Nous ne pouvons pas accepter que l'opposition soit bâillonnée, c'est le peuple qui serait bâillonné, c'est les Français qui seraient bâillonnés. Alors oui ou non, allez-vous renoncer à vos projets ?Philippe Gosselin, député Les Républicains de La Manche

"Je ne crois pas que le gouvernement ait pour ambition de bâillonner nos représentants", a d'abord répondu Nicole Belloubet. Avant de prononcer cette phrase qui a mis le feu aux poudres :

Je crois, M. le député Gosselin, qu'il faut cesser de confondre la forme, c'est-à-dire le nombre, et le fond, c'est-à-dire la qualité !Nicole Belloubet, ministre de la Justice

Les applaudissements des élus de La République en marche - mais pas du MoDem - ont vite été couverts par les huées à gauche et à droite.

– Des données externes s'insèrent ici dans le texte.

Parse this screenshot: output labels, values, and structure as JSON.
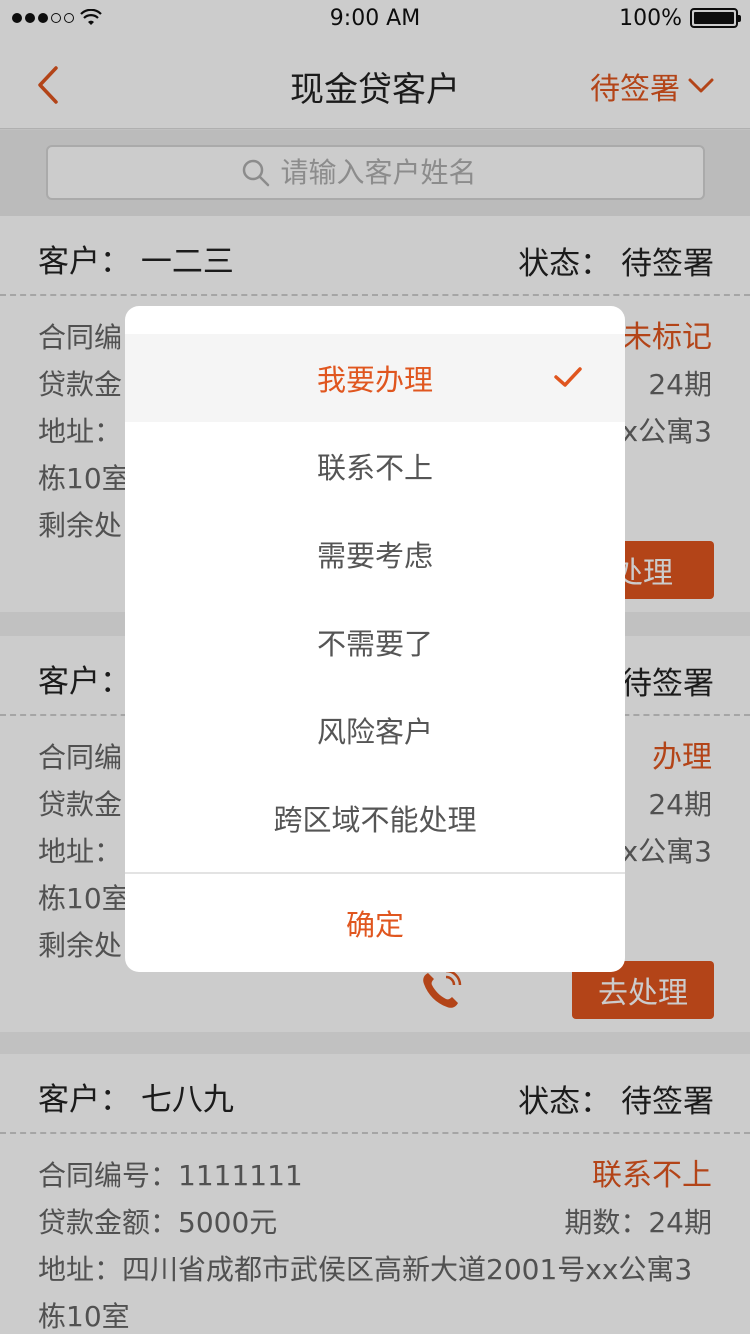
{
  "status_bar": {
    "time": "9:00 AM",
    "battery": "100%"
  },
  "nav": {
    "title": "现金贷客户",
    "filter_label": "待签署"
  },
  "search": {
    "placeholder": "请输入客户姓名"
  },
  "labels": {
    "customer": "客户：",
    "status": "状态：",
    "contract_no": "合同编号：",
    "loan_amount": "贷款金额：",
    "periods": "期数：",
    "address": "地址：",
    "remaining": "剩余处理时间："
  },
  "cards": [
    {
      "customer_full": "客户： 一二三",
      "status_full": "状态： 待签署",
      "contract": "合同编",
      "tag": "未标记",
      "loan": "贷款金",
      "periods": "： 24期",
      "addr1": "地址：",
      "addr1_tail": "x公寓3",
      "addr2": "栋10室",
      "remaining": "剩余处",
      "button": "处理"
    },
    {
      "customer_full": "客户：",
      "status_full": "待签署",
      "contract": "合同编",
      "tag": "办理",
      "loan": "贷款金",
      "periods": "24期",
      "addr1": "地址：",
      "addr1_tail": "x公寓3",
      "addr2": "栋10室",
      "remaining": "剩余处",
      "button": "去处理"
    },
    {
      "customer_full": "客户： 七八九",
      "status_full": "状态： 待签署",
      "contract": "合同编号：1111111",
      "tag": "联系不上",
      "loan": "贷款金额：5000元",
      "periods": "期数：24期",
      "addr1": "地址：四川省成都市武侯区高新大道2001号xx公寓3",
      "addr2": "栋10室"
    }
  ],
  "dialog": {
    "options": [
      "我要办理",
      "联系不上",
      "需要考虑",
      "不需要了",
      "风险客户",
      "跨区域不能处理"
    ],
    "selected_index": 0,
    "confirm": "确定"
  },
  "colors": {
    "accent": "#e0561f",
    "text": "#222222",
    "muted": "#666666",
    "background": "#f2f2f2"
  },
  "icons": [
    "back-icon",
    "chevron-down-icon",
    "search-icon",
    "check-icon",
    "phone-icon",
    "wifi-icon",
    "battery-icon"
  ]
}
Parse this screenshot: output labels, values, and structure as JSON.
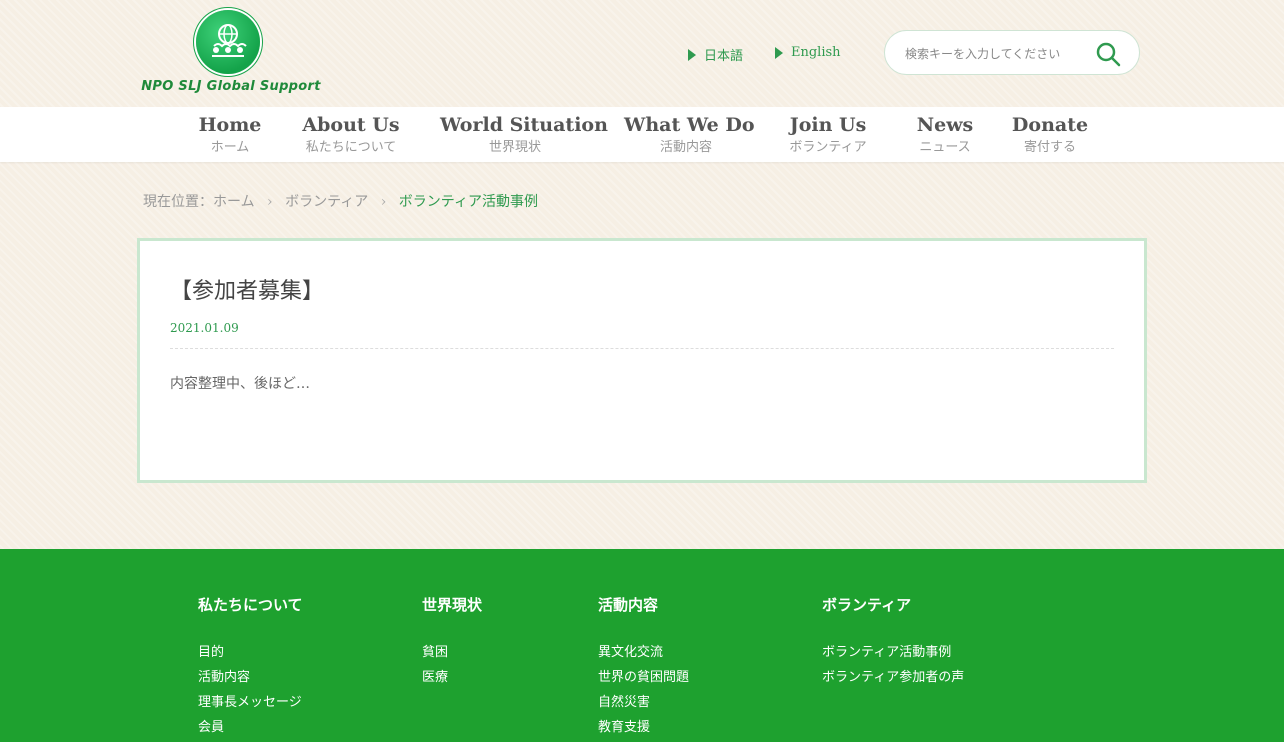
{
  "header": {
    "logo_text": "NPO SLJ Global Support",
    "languages": [
      {
        "label": "日本語"
      },
      {
        "label": "English"
      }
    ],
    "search": {
      "placeholder": "検索キーを入力してください"
    }
  },
  "nav": {
    "items": [
      {
        "en": "Home",
        "jp": "ホーム"
      },
      {
        "en": "About Us",
        "jp": "私たちについて"
      },
      {
        "en": "World Situation",
        "jp": "世界現状"
      },
      {
        "en": "What We Do",
        "jp": "活動内容"
      },
      {
        "en": "Join Us",
        "jp": "ボランティア"
      },
      {
        "en": "News",
        "jp": "ニュース"
      },
      {
        "en": "Donate",
        "jp": "寄付する"
      }
    ]
  },
  "breadcrumb": {
    "prefix": "現在位置：",
    "items": [
      "ホーム",
      "ボランティア",
      "ボランティア活動事例"
    ]
  },
  "article": {
    "title": "【参加者募集】",
    "date": "2021.01.09",
    "body": "内容整理中、後ほど…"
  },
  "footer": {
    "columns": [
      {
        "heading": "私たちについて",
        "links": [
          "目的",
          "活動内容",
          "理事長メッセージ",
          "会員"
        ]
      },
      {
        "heading": "世界現状",
        "links": [
          "貧困",
          "医療"
        ]
      },
      {
        "heading": "活動内容",
        "links": [
          "異文化交流",
          "世界の貧困問題",
          "自然災害",
          "教育支援"
        ]
      },
      {
        "heading": "ボランティア",
        "links": [
          "ボランティア活動事例",
          "ボランティア参加者の声"
        ]
      }
    ]
  },
  "colors": {
    "accent": "#2f9a4f",
    "footer_bg": "#1ea12f",
    "card_border": "#c9e7cf"
  }
}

La ministre n'a pas pu terminer son intervention, et tous les groupes d'opposition ont quitté l'hémicycle : Les Républicains, Nouvelle Gauche, les communistes (GDR), La France insoumise, ainsi que les députés Front national.

>>> Regardez les réactions des députés

Après plusieurs minutes mouvementées, François de Rugy a tenté ensuite de ramener le calme et à appeler ses collègues à revenir dans l'hémicycle.

Dans une interview au Monde, le patron de l'Assemblée nationale lui-même s'était déclaré contre la réforme voulue par le gouvernement : "Je n’y suis pas favorable. Cela n’a été proposé ni par l’Assemblée nationale ni par le Sénat. Et cela n’a jamais été évoqué par le président de la République."